This week has been great for the tech world! A lot of products and services are once again introduced to the public. Some are interesting and unique enough to be noticed; one of which is Sony’s Concept N. The revolutionary headset has no ear buds and pads used inside or over the wearer’s ears.
This futuristic-looking device is the latest from the electronics company’s Future Labs, which seems to be making up for lost time to surprise the public with innovations that have been coming out on carefully chosen dates. Future Labs is the Japanese tech firm’s newly formed R&D project.
The latest headset from Sony was debuted at the South By Southwest or SXSW this week. The new listening device from Sony has an arc-like design worn around the user’s neck like a necklace and projects sounds in and around one’s head using directional speakers. It was designed to allow the user to listen to music and at the same time hear everything that is going on around them.
Sony argues that the device allows the wearer to commute and hear environmental noise like car horns, which make them stay safer, reports Digital Trends. It could also prove to be practical especially for those who move around a lot when they listen to their favorites as there are no bulky ear phones or cables that can tangle. Also the futuristic device is designed to be heard mostly only by the wearer.

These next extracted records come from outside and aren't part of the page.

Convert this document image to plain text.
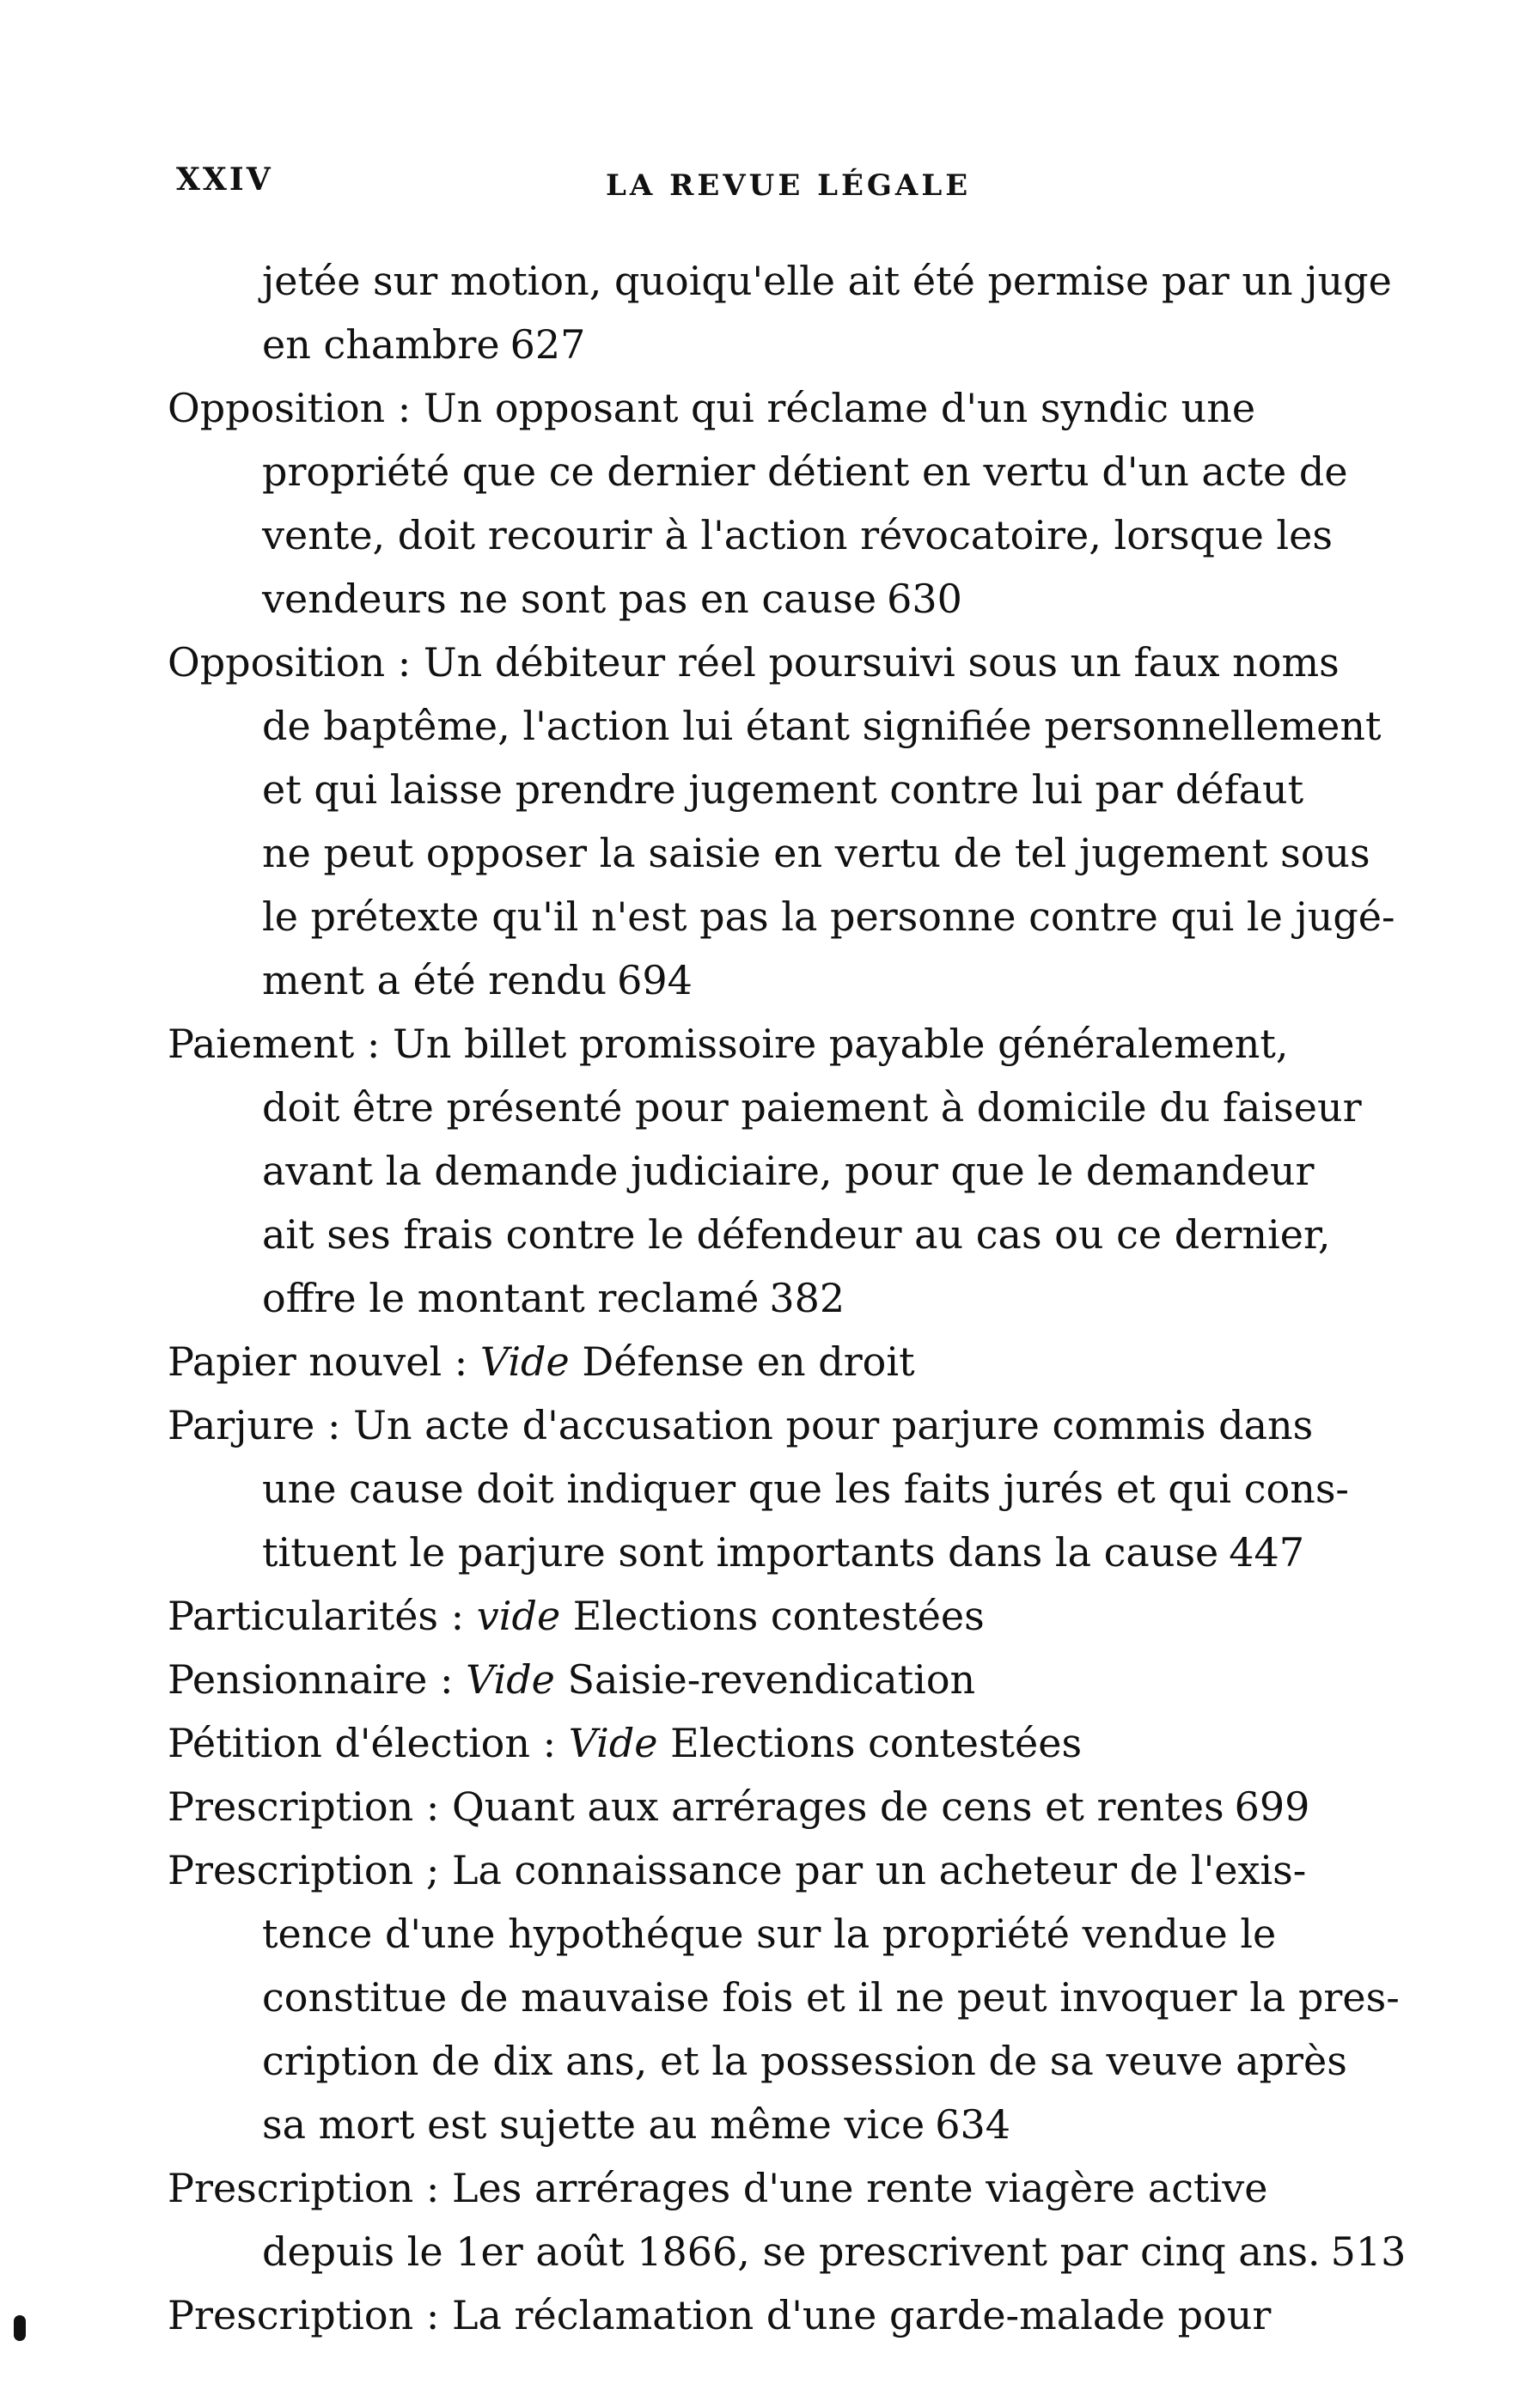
XXIV	LA REVUE LÉGALE
jetée sur motion, quoiqu'elle ait été permise par un juge
en chambre 627
Opposition : Un opposant qui réclame d'un syndic une
propriété que ce dernier détient en vertu d'un acte de
vente, doit recourir à l'action révocatoire, lorsque les
vendeurs ne sont pas en cause 630
Opposition : Un débiteur réel poursuivi sous un faux noms
de baptême, l'action lui étant signifiée personnellement
et qui laisse prendre jugement contre lui par défaut
ne peut opposer la saisie en vertu de tel jugement sous
le prétexte qu'il n'est pas la personne contre qui le jugé-
ment a été rendu 694
Paiement : Un billet promissoire payable généralement,
doit être présenté pour paiement à domicile du faiseur
avant la demande judiciaire, pour que le demandeur
ait ses frais contre le défendeur au cas ou ce dernier,
offre le montant reclamé 382
Papier nouvel : Vide Défense en droit
Parjure : Un acte d'accusation pour parjure commis dans
une cause doit indiquer que les faits jurés et qui cons-
tituent le parjure sont importants dans la cause 447
Particularités : vide Elections contestées
Pensionnaire : Vide Saisie-revendication
Pétition d'élection : Vide Elections contestées
Prescription : Quant aux arrérages de cens et rentes 699
Prescription ; La connaissance par un acheteur de l'exis-
tence d'une hypothéque sur la propriété vendue le
constitue de mauvaise fois et il ne peut invoquer la pres-
cription de dix ans, et la possession de sa veuve après
sa mort est sujette au même vice 634
Prescription : Les arrérages d'une rente viagère active
depuis le 1er août 1866, se prescrivent par cinq ans. 513
Prescription : La réclamation d'une garde-malade pour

Though the headphones project the sound outward, it is enough that most individuals around the user can’t exactly tell what they are listening to. Additionally, Engadget reports that the headset, currently having the codename Concept N, has four built-in microphones with noise cancelling features. This is to ensure that the wearer can always talk to it using the trigger phrase “Listen up Arc.”
The headset starts listening to the user once the phrase is said and will use the user’s phone GPS to give the wearer location-based information. As of now the “ear-less” headphone can tell users the weather, the local news and restaurant information plus can even take a picture of the wearer using its tiny embedded 8MP camera.

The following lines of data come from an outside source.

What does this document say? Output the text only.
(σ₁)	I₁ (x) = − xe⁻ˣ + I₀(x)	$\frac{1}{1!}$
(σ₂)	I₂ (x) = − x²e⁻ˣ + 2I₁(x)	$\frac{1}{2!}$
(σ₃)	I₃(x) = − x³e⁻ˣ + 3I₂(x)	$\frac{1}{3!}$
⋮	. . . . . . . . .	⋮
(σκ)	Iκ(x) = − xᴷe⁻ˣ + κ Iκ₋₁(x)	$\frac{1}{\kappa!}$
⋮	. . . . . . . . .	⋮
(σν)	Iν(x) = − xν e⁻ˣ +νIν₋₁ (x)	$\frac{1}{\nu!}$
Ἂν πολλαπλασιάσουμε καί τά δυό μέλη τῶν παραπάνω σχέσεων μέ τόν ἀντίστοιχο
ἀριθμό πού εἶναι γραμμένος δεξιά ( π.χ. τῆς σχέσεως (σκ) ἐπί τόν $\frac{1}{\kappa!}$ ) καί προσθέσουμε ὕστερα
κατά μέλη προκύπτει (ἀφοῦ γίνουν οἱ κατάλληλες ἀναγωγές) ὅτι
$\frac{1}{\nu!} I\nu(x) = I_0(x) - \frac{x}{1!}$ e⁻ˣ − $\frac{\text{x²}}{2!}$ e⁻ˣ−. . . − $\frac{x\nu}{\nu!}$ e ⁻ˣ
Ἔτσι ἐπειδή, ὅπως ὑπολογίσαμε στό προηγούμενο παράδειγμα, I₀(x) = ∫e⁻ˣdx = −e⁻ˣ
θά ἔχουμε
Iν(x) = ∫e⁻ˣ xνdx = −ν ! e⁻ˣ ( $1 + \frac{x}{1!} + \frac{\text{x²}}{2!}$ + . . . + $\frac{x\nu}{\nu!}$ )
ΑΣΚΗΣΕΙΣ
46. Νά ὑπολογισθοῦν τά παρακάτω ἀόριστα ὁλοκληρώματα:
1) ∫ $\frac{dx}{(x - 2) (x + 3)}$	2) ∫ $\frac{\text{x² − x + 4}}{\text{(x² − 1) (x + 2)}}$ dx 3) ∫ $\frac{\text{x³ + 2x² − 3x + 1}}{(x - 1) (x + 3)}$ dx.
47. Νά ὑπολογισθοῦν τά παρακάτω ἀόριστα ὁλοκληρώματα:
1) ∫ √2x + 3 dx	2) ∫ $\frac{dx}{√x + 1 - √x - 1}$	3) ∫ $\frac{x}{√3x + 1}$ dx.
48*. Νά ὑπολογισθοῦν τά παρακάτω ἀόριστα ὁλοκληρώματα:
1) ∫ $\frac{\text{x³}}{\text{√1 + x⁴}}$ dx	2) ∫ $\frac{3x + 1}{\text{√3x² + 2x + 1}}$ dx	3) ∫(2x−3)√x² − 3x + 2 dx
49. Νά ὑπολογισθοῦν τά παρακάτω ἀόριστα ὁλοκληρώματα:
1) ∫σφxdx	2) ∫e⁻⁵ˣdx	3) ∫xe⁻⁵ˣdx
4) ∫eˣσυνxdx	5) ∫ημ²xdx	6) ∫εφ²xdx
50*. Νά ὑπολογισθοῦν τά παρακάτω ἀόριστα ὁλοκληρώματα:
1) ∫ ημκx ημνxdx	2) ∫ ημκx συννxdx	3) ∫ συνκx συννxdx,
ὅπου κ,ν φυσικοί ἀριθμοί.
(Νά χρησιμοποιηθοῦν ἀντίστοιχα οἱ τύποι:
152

According to the report the device’s camera is hidden by default and only opens up if the wearer tells the device to take a photo, a technique/feature, which the Japanese electronics firm seems to have learned from Google Glass. Meanwhile, if a wearer misses listening to music using the standard headset or earphones, Sony offers a connectable set of in-ear buds or what is called “open-ear earphones.”
This accessory can link to Sony’s Concept N; however, it is designed so that a set of cone-shaped rings fit in the ear and communicate the audio while still the noise to filter through at the same time as audio is playing, reports Android Headlines. The Bluetooth headset is currently a prototype at work.
Based on a report on The Verge, it is functioning well, with a few things that need to be fixed and/or improved. With his experience, the reporter said that the audio was “surprisingly clear” when pumped through the headset/arc speakers. He also observed that the directional sound was “just low enough to blend in with the background sounds when someone else wore the device. “
The problem, though, lies in the voice control feature of the futuristic-looking headset, as he said it “failed to function properly in the moderately noisy Future Lab tent and the Sony representative was forced to issue the command four or five times to take a photo.”
The same report says that the Concept N device of Sony is already a finely designed piece of technology. It looks, feels, and works like a finished product and can be mistaken as one, except that the Japanese electronics firm has emphasized it being a prototype. So far the electronics firm is tight lipped whether the ear-less headset will turn out as a consumer product or not.